The International Atomic Energy Agency said those behind the attack at the Zaporizhzhia power plant were ‘playing with fire’.
Agency director-general Rafael Mariano Grossi said more than a dozen explosions were heard yesterday morning, but his team at the site was told there was no damage to areas ‘critical for nuclear safety and security’.
Mr Grossi said: ‘Whoever is behind this, it must stop immediately. As I have said many times before, you’re playing with fire.’
The International Atomic Energy Agency said those behind the attack at the Zaporizhzhia power plant (pictured above last month) were ‘playing with fire’
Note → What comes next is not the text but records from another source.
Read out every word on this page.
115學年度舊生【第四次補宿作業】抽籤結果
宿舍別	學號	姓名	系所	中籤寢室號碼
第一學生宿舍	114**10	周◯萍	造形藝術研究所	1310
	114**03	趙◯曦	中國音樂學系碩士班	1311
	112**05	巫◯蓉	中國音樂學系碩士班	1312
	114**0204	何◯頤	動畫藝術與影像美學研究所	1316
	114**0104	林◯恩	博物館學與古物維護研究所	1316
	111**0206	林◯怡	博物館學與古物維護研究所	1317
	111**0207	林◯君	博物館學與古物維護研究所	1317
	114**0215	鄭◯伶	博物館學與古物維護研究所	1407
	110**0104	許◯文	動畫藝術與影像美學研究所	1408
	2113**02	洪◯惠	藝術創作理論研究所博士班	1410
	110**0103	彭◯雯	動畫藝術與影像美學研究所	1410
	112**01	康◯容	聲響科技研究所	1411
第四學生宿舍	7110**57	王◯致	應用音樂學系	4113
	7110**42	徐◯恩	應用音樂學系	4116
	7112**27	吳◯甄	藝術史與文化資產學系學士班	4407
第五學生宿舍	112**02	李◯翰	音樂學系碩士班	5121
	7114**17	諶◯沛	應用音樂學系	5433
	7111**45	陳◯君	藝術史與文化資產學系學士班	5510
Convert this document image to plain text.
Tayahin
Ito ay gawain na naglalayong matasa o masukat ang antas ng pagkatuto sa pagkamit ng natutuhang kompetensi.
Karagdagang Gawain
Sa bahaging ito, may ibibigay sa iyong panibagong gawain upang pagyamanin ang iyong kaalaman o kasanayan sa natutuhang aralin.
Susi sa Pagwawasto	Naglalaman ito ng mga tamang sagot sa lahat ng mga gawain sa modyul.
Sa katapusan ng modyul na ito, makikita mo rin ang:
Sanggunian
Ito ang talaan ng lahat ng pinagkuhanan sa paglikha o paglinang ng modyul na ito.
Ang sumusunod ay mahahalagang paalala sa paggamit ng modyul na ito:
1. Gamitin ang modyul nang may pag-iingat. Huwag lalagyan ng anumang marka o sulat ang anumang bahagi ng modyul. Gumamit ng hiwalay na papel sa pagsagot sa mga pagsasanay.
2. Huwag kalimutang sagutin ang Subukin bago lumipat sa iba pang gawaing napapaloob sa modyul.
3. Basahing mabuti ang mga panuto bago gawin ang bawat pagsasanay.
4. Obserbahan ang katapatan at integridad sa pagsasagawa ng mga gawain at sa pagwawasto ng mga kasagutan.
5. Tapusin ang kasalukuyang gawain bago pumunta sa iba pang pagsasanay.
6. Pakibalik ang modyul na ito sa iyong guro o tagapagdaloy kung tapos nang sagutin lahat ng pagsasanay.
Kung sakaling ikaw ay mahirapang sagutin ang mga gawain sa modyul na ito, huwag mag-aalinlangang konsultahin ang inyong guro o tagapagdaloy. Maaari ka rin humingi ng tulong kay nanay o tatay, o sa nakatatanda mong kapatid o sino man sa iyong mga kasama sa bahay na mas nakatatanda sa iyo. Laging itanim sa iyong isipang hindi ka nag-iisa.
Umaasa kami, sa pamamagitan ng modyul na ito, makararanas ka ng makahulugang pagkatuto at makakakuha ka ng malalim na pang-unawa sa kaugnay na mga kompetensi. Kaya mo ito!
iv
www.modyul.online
The explosions had ‘abruptly ended a period of relative calm at the facility and further underlined the urgent need for measures to help prevent a nuclear accident there’.
Mr Grossi said he was determined to demilitarise the area around the plant.
Negotiations with Moscow and Kyiv have been ongoing but ‘so far without agreement’. Both sides have accused the other of targeting the massive site, but Ukraine’s western allies are sceptical that Kyiv would try to provoke a nuclear disaster on its own soil.
Ukrainian nuclear energy agency Energoatom said: ‘This morning… as a result of numerous Russian shelling, at least 12 hits were recorded on the territory of the Zaporizhzhia nuclear power plant.’ It accused Moscow of ‘once again… putting the whole world at risk’.
Both sides have accused the other of targeting the massive site, but Ukraine’s western allies are sceptical that Kyiv would try to provoke a nuclear disaster on its own soil
Russian state media, meanwhile, blamed Ukraine, with an official saying the plant’s cooling system and storage area for spent nuclear fuel were both hit.
The facility, which provided a fifth of Ukraine’s electricity before Russia’s invasion, has been forced to operate on back-up generators several times since it was occupied by Russian forces soon after the war began.
Meanwhile, a key adviser to Ukrainian president Volodymyr Zelensky rebuffed suggestions that Kyiv should negotiate with Russia.
‘When you have the initiative on the battlefield, it’s slightly bizarre,’ Mykhaylo Podolyak said last night.